Academics based at the IHU Mediterranee Infection in Marseille, France, discovered the new variant on December 10. So far, the variant doesn’t appear to be spreading rapidly and the World Health Organization has not yet labeled it a variant of concern. Nevertheless, researchers are still describing and keeping an eye on it.
The discovery of the B.1.640.2 mutation, dubbed IHU, was announced in the preprint server medRxiv, in a paper still awaiting peer review. Results show that IHU’s spike protein, the part of the virus responsible for invading host cells, carries the E484K mutation, which increases vaccine resistance.

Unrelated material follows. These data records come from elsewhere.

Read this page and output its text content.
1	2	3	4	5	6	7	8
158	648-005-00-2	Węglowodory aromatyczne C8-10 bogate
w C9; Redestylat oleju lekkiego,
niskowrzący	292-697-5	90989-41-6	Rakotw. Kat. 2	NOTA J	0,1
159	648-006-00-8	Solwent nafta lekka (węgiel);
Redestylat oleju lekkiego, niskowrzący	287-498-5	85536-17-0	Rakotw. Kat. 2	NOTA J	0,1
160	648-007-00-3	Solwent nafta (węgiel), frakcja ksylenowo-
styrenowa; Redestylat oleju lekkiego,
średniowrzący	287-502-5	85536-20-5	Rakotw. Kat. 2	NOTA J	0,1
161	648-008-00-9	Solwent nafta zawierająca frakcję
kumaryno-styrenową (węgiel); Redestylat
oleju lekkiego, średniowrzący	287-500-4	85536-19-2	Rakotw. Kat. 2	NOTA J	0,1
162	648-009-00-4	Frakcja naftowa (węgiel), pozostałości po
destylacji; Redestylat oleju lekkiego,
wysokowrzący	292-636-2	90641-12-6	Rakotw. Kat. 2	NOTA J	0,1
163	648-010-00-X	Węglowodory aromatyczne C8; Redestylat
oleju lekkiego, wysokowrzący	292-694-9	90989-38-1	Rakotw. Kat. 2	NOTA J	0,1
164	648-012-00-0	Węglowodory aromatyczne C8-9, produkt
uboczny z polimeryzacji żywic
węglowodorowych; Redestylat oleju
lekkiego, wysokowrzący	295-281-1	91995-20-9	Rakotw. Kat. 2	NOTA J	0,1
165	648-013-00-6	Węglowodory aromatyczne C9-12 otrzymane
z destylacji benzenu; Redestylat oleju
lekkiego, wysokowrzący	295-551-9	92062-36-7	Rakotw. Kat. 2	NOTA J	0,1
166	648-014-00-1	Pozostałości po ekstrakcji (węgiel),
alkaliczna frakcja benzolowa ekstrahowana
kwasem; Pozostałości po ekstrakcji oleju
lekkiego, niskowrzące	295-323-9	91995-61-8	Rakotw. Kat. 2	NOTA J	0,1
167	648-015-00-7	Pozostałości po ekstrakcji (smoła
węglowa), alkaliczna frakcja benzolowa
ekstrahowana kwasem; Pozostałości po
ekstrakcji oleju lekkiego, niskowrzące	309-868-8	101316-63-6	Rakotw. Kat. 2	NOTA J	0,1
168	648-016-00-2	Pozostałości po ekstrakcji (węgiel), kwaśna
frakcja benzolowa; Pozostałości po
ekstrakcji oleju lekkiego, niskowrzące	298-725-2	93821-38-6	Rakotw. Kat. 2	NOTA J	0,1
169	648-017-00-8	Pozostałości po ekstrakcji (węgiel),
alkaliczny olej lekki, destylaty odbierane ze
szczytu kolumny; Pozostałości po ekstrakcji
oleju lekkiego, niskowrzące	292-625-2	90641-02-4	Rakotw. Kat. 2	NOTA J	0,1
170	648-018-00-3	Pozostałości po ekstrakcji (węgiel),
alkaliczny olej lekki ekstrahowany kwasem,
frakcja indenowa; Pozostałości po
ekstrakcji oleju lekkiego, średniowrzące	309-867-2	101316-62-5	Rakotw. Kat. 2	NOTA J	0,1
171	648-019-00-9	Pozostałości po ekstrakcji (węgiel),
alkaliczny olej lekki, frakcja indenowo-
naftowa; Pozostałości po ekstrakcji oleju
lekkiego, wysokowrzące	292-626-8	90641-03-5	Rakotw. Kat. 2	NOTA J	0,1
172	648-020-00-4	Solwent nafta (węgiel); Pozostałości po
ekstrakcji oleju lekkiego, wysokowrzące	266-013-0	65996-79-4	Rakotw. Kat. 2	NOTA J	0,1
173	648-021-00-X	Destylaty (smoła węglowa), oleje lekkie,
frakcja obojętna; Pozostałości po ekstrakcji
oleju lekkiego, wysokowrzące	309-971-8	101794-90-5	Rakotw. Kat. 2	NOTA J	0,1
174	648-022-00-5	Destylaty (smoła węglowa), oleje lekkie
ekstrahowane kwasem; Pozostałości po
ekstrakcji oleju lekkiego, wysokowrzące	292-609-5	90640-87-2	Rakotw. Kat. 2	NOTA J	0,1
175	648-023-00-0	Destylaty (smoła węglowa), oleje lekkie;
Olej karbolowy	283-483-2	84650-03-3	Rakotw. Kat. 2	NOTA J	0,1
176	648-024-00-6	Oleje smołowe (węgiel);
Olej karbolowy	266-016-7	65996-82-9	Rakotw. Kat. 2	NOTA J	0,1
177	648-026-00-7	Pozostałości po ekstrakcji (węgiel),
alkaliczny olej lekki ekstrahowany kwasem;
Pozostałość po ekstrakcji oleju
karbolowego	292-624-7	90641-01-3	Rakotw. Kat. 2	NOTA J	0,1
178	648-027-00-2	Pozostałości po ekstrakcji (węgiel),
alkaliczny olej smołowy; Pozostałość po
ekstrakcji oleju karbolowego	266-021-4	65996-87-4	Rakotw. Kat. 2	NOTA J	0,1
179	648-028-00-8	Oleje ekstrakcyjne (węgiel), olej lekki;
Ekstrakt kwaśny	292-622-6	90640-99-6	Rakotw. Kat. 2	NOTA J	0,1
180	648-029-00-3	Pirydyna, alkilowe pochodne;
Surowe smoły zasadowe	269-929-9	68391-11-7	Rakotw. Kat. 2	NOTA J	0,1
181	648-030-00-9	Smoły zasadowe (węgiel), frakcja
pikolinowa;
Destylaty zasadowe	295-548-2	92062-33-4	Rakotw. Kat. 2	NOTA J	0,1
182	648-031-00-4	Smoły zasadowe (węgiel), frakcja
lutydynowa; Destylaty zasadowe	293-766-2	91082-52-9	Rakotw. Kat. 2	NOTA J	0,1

The genomic sequencing also revealed the N501Y mutation — first seen in the Alpha variant — that experts believe can make COVID-19 more transmissible.
In the paper, the clinicians highlight that it’s important to keep our guard and expect more surprises from the virus: “These observations show once again the unpredictability of the emergence of new SARS-CoV-2 variants and their introduction from abroad,” they write. For comparison Omicron (B.1.1.529) carries around 50 mutations and appears to be better at infecting people who already have a level of immunity. Thankfully, a growing body of research proves it is also less likely to trigger severe symptoms.
Like many countries in Europe, France is experiencing a surge in the number of cases due to the Omicron variant.
Experts insist that IHU, which predates Omicron but has yet to cause widespread harm, should not cause concern – predicting that it may fade into the background. In an interview with the Daily Mail, Dr. Thomas Peacock, a virologist at Imperial College London, said the mutation had “a decent chance to cause trouble but never really materialized. So it is definitely not one worth worrying about too much at the moment.”
The strain was first uploaded to a variant tracking database on November 4, more than two weeks before Omicron was sequenced. For comparison, French authorities are now reporting over 300,000 new cases a day thought to be mostly Omicron, with data suggesting that the researchers have identified only 12 cases of IHU over the same period.
On the whole, France has good surveillance for COVID-19 variants, meaning health professionals quickly pinpoint any new mutant strains. In contrast to Britain, which only checks three in ten cases for variants. The paper’s authors state that the emergence of the new variant emphasizes the importance of regular “genomic surveillance” on a countrywide scale.